At that time, walking hand in hand with death there was a solid belief in spiritualism and of the reality of ghosts – both of which play an important role in the book and affect your major players. Did you have to get yourself into a specific mindset to make those beliefs real? I mean, do you believe in ghosts?

I don’t not believe in them [laughs]. I have had an experience of that kind, when I was very ill – I had cancer ten years ago, and a friend also had it, a different sort, and died…it was a shock at the time, especially when you’re going through treatment yourself, and I had a dream that he visited me, sat on my bed and held my hand and told me I was going to be OK. It was so powerful and when I woke I thought ‘That was actually him…’; it was a difficult time, but quite a few people I’ve spoken to who have been through extremes of grief or emotion have also had some kind of spiritual, other-worldly experience that can’t be explained in a rational way. I find that interesting and quite intriguing.

Do you mind if I mention the cancer, or should I just say that you were ill?

That’s fine…having thought about it over the last couple of years, it’s such an important part of why I started writing – writing was part of my recovery - that it doesn’t really make sense to not mention it.

OK, good…did you always know there was going to be a séance?

I wanted there to be one…I was thinking about my readers, and what set pieces could I have that they’d be excited by and the séance is quite a dramatic scene, and a gift to a writer as it’s a good way of revealing things. It wasn’t because I had a particular interest in them myself, and [as I said,] I had to research them.

There’s a sub-plot running quietly under the main plot, which concerns Tilly’s father and sister – do you think Tilly and Will would eventually go and join them in America?

Oooh! I don’t know, I haven’t asked them! [laughs] I think they might, they could do – it’s funny as in the next book I wrote, The Girl Who Walked on Air, the heroine does go to America, which is what happened with quite a lot of people who couldn’t make it in this country. I wouldn’t put it past Tilly. There’s a story in there somewhere…   

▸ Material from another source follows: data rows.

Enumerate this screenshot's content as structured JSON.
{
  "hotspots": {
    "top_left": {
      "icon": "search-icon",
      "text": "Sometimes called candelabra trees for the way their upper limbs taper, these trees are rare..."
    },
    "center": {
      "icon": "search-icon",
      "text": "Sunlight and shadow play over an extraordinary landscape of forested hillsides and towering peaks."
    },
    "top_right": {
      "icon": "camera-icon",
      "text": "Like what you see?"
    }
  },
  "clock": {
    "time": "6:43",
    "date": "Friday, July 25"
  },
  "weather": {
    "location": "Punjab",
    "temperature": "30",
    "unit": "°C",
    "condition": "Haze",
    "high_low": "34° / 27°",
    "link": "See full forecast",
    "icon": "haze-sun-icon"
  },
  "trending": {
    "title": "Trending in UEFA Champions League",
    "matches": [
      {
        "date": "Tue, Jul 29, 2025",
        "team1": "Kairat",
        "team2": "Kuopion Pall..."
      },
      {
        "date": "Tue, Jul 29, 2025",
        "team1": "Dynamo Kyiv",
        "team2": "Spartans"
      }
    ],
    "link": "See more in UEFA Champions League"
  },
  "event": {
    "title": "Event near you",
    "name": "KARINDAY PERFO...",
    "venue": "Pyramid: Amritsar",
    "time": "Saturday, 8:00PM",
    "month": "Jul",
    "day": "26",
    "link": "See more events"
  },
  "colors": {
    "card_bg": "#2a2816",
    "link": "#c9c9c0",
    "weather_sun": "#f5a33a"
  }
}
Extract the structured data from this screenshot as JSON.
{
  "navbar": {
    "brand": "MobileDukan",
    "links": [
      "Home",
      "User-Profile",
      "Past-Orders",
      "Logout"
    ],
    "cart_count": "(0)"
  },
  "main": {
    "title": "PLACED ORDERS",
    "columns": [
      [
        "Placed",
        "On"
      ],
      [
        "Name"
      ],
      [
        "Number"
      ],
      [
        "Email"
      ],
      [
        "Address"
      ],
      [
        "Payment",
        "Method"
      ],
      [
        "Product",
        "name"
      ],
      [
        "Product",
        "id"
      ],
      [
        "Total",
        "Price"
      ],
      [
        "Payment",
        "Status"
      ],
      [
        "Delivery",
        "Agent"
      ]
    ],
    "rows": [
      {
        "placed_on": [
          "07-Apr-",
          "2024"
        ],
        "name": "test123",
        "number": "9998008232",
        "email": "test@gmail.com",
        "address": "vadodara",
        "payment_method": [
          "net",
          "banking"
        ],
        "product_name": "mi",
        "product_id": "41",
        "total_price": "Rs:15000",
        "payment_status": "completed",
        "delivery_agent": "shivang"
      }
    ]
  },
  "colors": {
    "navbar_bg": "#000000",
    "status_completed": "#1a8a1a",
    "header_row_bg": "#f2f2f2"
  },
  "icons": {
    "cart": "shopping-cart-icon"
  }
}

Having spent so much time, virtually speaking, in 1881, how would you feel about living there yourself?

The snow side it I would love, because I’m a snow geek and a properly cold winter would be lovely…and I'd like the freedom, I guess, to be able to leave school at 13 and not have your parents worrying about you and where you were going, that freedom to roam about and discover things would be really exciting.

There would a lot of downsides, but that’s one of the reasons I like writing historical fiction, your characters are put in much more perilous situations than now. As an author what’s appealing, and it makes me sound a real meany, is that you can put your characters into a world that’s quite harsh and challenging.

Is there going to be a sequel?                                       

I do get asked that…and the final chapter is slightly open ended with that in mind, but it was never planned that there would be a sequel. Maybe at some point, I’m keeping my options open!